On Monday, musician Robert “R” Kelly, who has been accused of sexual assault dozens of times, was found guilty of being the ringleader of a decades-long operation that lured women and underage girls into sexual abuse. For nine hours, a jury of seven men and five women in Brooklyn, New York deliberated before convicting Kelly on nine counts, including racketeering, a charge associated with organized crime that can include sex trafficking rings.
It’s now 25 years ago that Tiffany Hawkins, a young Black woman from the South Side of Chicago, asked the Illinois State’s Attorney Office to press charges against Kelly for sexually abusing her when she was a minor. The State’s Attorney declined to press charges. In 2019, when interest in Kelly’s abuses was renewed by the documentary “Surviving R. Kelly,” Hawkins told New Yorker contributor Jim DeRogatis, “I was a young Black girl. Who cared?”
The majority of people Kelly abused were Black women and girls, some as young as 12 years old. Because of that they were seen by many as disposable and not worthy of protection. As a Black woman myself, I know internally that I am not disposable and that I am worthy of the utmost protection and care — but when I look at wider society, I rarely see those impressions reflected back at me. Knowing that it has taken 25 years — nearly my entire life — for Kelly to face any semblance of accountability is so deeply depressing.
After the news of the verdict broke, writer Mikki Kendall tweeted: “So a conviction, it only took 3 generations of victims. I know girls who have stories and so do their mothers…” Journalist Britt Julious tweeted thoughts similar to Kendall’s: “Multiple generations of Chicago women and girls have had to face this menace with no escape. Every black girl I know who grew up here has an R Kelly story. EVERY ONE. I am glad those who have felt pain and faced trauma for DECADES may find peace with this verdict.”
I don’t believe in prisons as an effective method of sexual assault prevention or perpetrator reform, but I wanted R Kelly to be found guilty. There is no justice in this broken system, but there’s also no justice in seeing powerful individuals completely evade responsibility for the rest of their lives. I’d rather see some paltry form of accountability — although Kelly may spend the rest of his life in jail, can even that be proper atonement for the lives he has ruined? The heinous things he has done to literal children? — than to see victims seeking justice constantly ignored. But it’s still a grim satisfaction. Because it can’t be justice, it can’t be change if the world isn’t committed to changing how it treats Black survivors.

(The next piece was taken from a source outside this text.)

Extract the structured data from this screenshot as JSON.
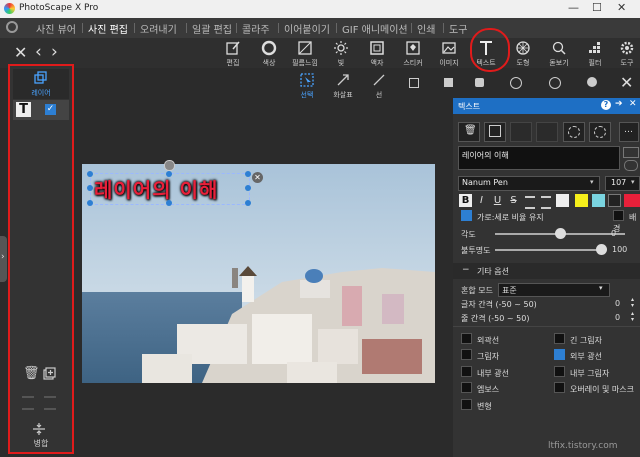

Kelly’s predation of children was common knowledge, even becoming joke fodder for comedians like Dave Chapelle. One of my earliest memories of childhood, in fact, is listening to a radio host joke about Kelly urinating on a 14 year old girl. I was just six years old then, and I remember feeling scared and unprotected. As Black girls, we learn early that the world laughs at the horrors inflicted upon us. And then maybe, when we’re grown women with children of our own, we might see those monsters punished. If we’re lucky.
Kelly has left so many victims in his wake, many of whom were subjected to the piercing glare of the public and many of whom have still been hidden away – by choice or by force or by indifference. The pain he has caused has left scars on so many people.
“The last 20 years have been absolutely exhausting for me. It’s been a lonely road,” said Sparkle, a Black woman singer whose niece was abused by Kelly. Sociologist Kimberlé Crenshaw, whose work on the intersectionality of gender and race is internationally recognized, tweeted of Kelly: “He believed he could lie, but the truth finally caught up with him. It shouldn’t have taken this many women, and this many years, for Black women to be believed — and valued. Now time for soul searching.”
All I can hope is that this verdict sparks conversation and awareness. I hope it will get people to wonder what justice would look like beyond prisons; to imagine a world where the best a survivor has to hope for isn’t that their abuser will be locked up, but that the survivor’s healing will be supported and facilitated while society works hard to make sure this doesn’t happen again.
That’s what I hope for, but then there’s the fear. My fear is that with this guilty verdict, people will continue to sensationalize Kelly, make light of Black survivors’ pain, and ultimately abandon us when we most need solidarity. I fear that it will be seen as one isolated incident — and Black survivors of sexual abuse will continue to be just as vulnerable as we were before.
R Kelly has been found guilty, but this is no justice. And for most Black women like me, there is still no peace.